笔者在这里也建议,企业用户在选择互联网Web服务器提供商的时候,除了考虑性能等因素之外,还要评估服务提供商能否提供全天候的监控机制。在Web安全上主动出击,及时发现攻击者的攻击行为。在他们采取进一步攻击措施之前,就他们消除在萌芽状态。
三、设置蜜罐,将攻击者引向错误的方向
在军队中,有时候会给军人一些“伪装”,让敌人分不清真伪。其实在跟病毒、木马打交道时,本身就是一场无硝烟的战争。为此对于Web服务器采取一些伪装,也能够将攻击者引向错误的方向。等到供给者发现自己的目标错误时,管理员已经锁定了攻击者,从而可以及早的采取相应的措施。笔者有时候将这种主动出击的行为叫做蜜罐效应。简单的说,就是设置两个服务器。其中一个是真正的服务器,另外一个是蜜罐。现在需要做的是,如何将真正的服务器伪装起来,而将蜜罐推向公众。让攻击者认为蜜罐服务器才是真正的服务器。要做到这一点的话,可能需要从如下几个方面出发。
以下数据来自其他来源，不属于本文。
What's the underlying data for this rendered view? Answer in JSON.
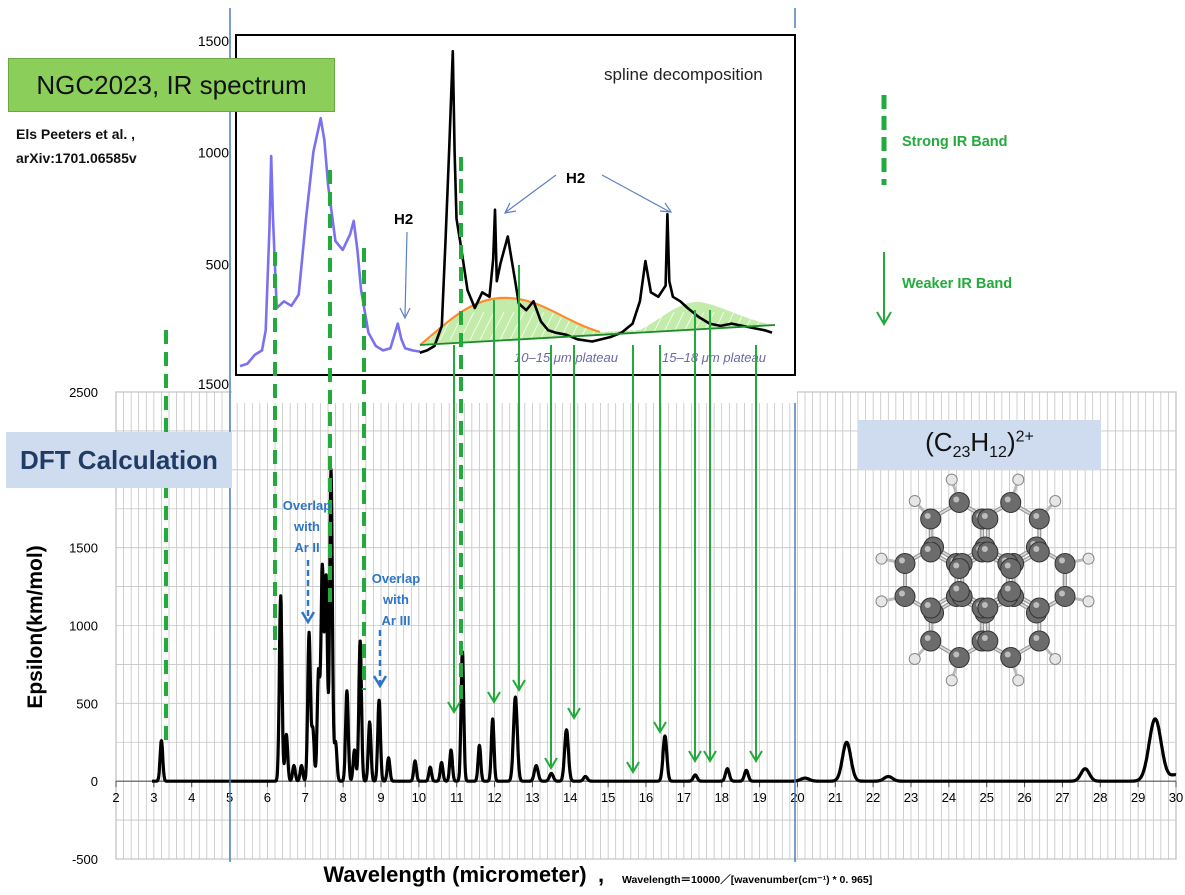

一是有真有假,难以区分。如果要瞒过攻击者的眼睛,那么蜜罐服务器就不能够做的太假。笔者在做蜜罐服务器的时候,80%以上的内容都是跟真的服务器相同的。只有一些比较机密的信息没有防治在蜜罐服务器上。而且蜜罐服务器所采取的安全措施跟真的服务器事完全相同的。这不但可以提高蜜罐服务器的真实性,而且也可以用来评估真实服务器的安全性。一举两得。
二是需要有意无意的将攻击者引向蜜罐服务器。攻击者在判断一个Web服务器是否值得攻击时,会进行评估。如评估这个网站的流量是否比较高。如果网站的流量不高,那么即使被攻破了,也没有多大的实用价值。攻击者如果没有有利可图的话,不会花这么大的精力在这个网站服务器上面。如果要将攻击者引向这个蜜罐服务器的话,那么就需要提高这个蜜罐服务器的访问量。其实要做到这一点也非常的容易。现在有很多用来交互流量的团队。只要花一点比较小的投资就可以做到这一点。
四、专人对Web服务器的安全性进行测试
俗话说,靠人不如靠自己。在Web服务器的攻防战上,这一个原则也适用。笔者建议,如果企业对于Web服务的安全比较高,如网站服务器上有电子商务交易平台,此时最好设置一个专业的团队。他们充当攻击者的角色,对服务器进行安全性的测试。这个专业团队主要执行如下几个任务。
一是测试Web管理团队对攻击行为的反应速度。如可以采用一些现在比较流行的攻击手段,对自己的Web服务器发动攻击。当然这个时间是随机的。预先Web管理团队并不知道。现在要评估的是,Web管理团队在多少时间之内能够发现这种攻击的行为。这也是考验管理团队全天候跟踪的能力。一般来说,这个时间越短越好。应该将这个时间控制在可控的范围之内。即使攻击最后没有成功,Web管理团队也应该及早的发现攻击的行为。毕竟有没有发现、与最终有没有取得成功,是两个不同的概念。
二是要测试服务器的漏洞是否有补上。毕竟大部分的攻击行为,都是针对服务器现有的漏洞所产生的。现在这个专业团队要做的就是,这些已发现的漏洞是否都已经打上了安全补丁或者采取了对应的安全措施。有时候我们都没有发现的漏洞是无能为力,但是对于这些已经存在的漏洞不能够放过。否则的话,也太便宜那些攻击者了。